El escándalo de corrupción destapado con el caso Lava Jato mostró lo que, al menos en este blog, se planteó desde un inicio: la necesidad de establecer mecanismos de control para que el arbitraje no fuera tomado por ella. Parafraseando al viejo Cortázar, “siempre sospeché que el paraíso está lleno de defectos”. Los sacerdotes decían que no era necesario, que el mercado (otro tótem) se encargaría de todo. Desde 2016 estallaron los casos más sonados. Y recién empezó a mirarse esta realidad como un problema. Los sacerdotes se mostraron, entonces, como entusiastas promotores de reformas para lograr mayor transparencia. Sin lugar a dudas, el arbitraje es parte crucial del sistema de administración de justicia y resulta más idóneo en muchos aspectos que los engorrosos procesos judiciales para la resolución de controversias en el ámbito de la contratación pública, razón por la que no resulta responsable condenar a una institución que muestra muchas ventajas; de lo que se trata es de establecer los mecanismos de control razonables que se requieren, sin que esto signifique, tampoco, burocratizar esta institución y convertirla en un procedimiento administrativo plagado de formalidades superfluas.
Hoy el arbitraje está bajo la lupa de la lucha contra la corrupción. Y es bueno que sea así para focalizar los casos en los que se haya quebrado la Ley o se haya incurrido en prácticas corruptas. Pero en estos días hemos asistido a evidentes desaciertos o excesos en esa lucha y que podrían resultar contraproducentes, pues en gran medida la impunidad se fortalece cuando se persigue indiscriminadamente a todos los actores, sin distinguir los casos o las evidencias existentes; la impunidad gana cuando se asume que todos son culpables o, por lo menos, sospechosos. Como sociedad retrocedemos cuando el trabajo de investigación, en principio reservado, es expuesto a la luz pública por los medios de comunicación que no temen dañar reputaciones ni afectar el nombre o imagen de las personas, con el objetivo de una “transparencia” solo de espectáculo.
Creo que algo de eso se ha visto con la divulgación poco rigurosa de las investigaciones que se siguen a diversos profesionales que han participado de arbitrajes en los que una de las partes fue Odebrecht. Corresponde que se investigue, pero no es respetuoso de los derechos fundamentales de las personas divulgar informaciones proporcionadas por un colaborador eficaz que, probablemente, no han sido contrastadas plenamente.

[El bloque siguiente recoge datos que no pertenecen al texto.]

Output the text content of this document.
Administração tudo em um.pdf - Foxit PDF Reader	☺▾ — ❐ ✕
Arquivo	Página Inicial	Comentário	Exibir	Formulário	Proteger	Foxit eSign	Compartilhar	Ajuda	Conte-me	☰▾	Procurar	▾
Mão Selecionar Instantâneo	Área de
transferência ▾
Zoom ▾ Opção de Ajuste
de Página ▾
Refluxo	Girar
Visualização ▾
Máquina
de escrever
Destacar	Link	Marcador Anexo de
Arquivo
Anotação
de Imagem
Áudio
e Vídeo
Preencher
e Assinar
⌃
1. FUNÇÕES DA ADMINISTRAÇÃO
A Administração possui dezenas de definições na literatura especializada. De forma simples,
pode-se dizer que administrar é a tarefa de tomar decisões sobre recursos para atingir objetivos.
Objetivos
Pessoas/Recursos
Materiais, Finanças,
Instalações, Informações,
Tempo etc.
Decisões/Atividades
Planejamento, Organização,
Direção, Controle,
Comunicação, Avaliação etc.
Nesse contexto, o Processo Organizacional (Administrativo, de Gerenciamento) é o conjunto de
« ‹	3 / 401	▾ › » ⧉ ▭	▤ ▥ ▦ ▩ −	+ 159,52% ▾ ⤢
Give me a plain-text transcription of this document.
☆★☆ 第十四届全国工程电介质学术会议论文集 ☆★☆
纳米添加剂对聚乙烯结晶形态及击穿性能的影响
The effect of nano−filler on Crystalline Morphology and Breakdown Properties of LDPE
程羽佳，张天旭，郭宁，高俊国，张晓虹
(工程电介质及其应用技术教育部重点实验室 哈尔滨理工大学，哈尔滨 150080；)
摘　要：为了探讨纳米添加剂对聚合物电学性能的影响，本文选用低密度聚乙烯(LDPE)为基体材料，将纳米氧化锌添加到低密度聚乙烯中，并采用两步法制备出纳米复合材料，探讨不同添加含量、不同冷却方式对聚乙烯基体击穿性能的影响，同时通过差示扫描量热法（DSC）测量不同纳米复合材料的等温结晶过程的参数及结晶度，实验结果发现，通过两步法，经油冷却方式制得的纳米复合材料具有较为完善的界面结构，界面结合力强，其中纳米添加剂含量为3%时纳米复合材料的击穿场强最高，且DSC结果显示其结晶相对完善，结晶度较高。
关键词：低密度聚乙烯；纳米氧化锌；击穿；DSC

E incluso se ha llegado a desarrollar diligencias más invasivas en el caso de algunos de ellos, lo que extiende el daño hacia sus familias.
Si las autoridades han decidido investigarlos, deben hacerlo con prolijidad, conforme a los principios jurídicos y con la reserva necesaria. Esa es la garantía del debido proceso, un principio republicano y democrático esencial.
Si estos problemas o excesos los hemos apreciado ahora que entre los investigados hay algunos profesionales reconocidos, ¿podemos imaginar qué sucede en el caso de profesionales no tan visibles pero correctos y que se ven inmersos en alguna investigación?, ¿cuánta arbitrariedad se presentará en las investigaciones que se les siguen?, ¿cómo garantiza el sistema de justicia el derecho a un debido proceso (en la mayor amplitud del término) para todos los ciudadanos?, ¿la arbitrariedad será inversamente proporcional con el poder relativo que tenga el ciudadano investigado?, ¿cuántos abusos se han cometido en contra de personas anónimas y que efectuaban su trabajo de manera correcta en un entorno tan complejo como el de la Administración Pública, pero que no tienen las posibilidades de defenderse adecuadamente, sea por falta de recursos económicos o simplemente por falta de relaciones en medios de comunicación u otros espacios que les permitan una mejor defensa?
Al Estado corresponde garantizar que la administración de justicia sea “justa” con los ciudadanos, más allá de sus capacidades adquisitivas o las cuotas de poder que tengan, pues no debe permitirse que haya una justicia especial para ricos y poderosos y otra para los demás; ese es el interés público que subyace al concepto de justicia y que, hoy, debe tomarse en cuenta también en la lucha contra la corrupción.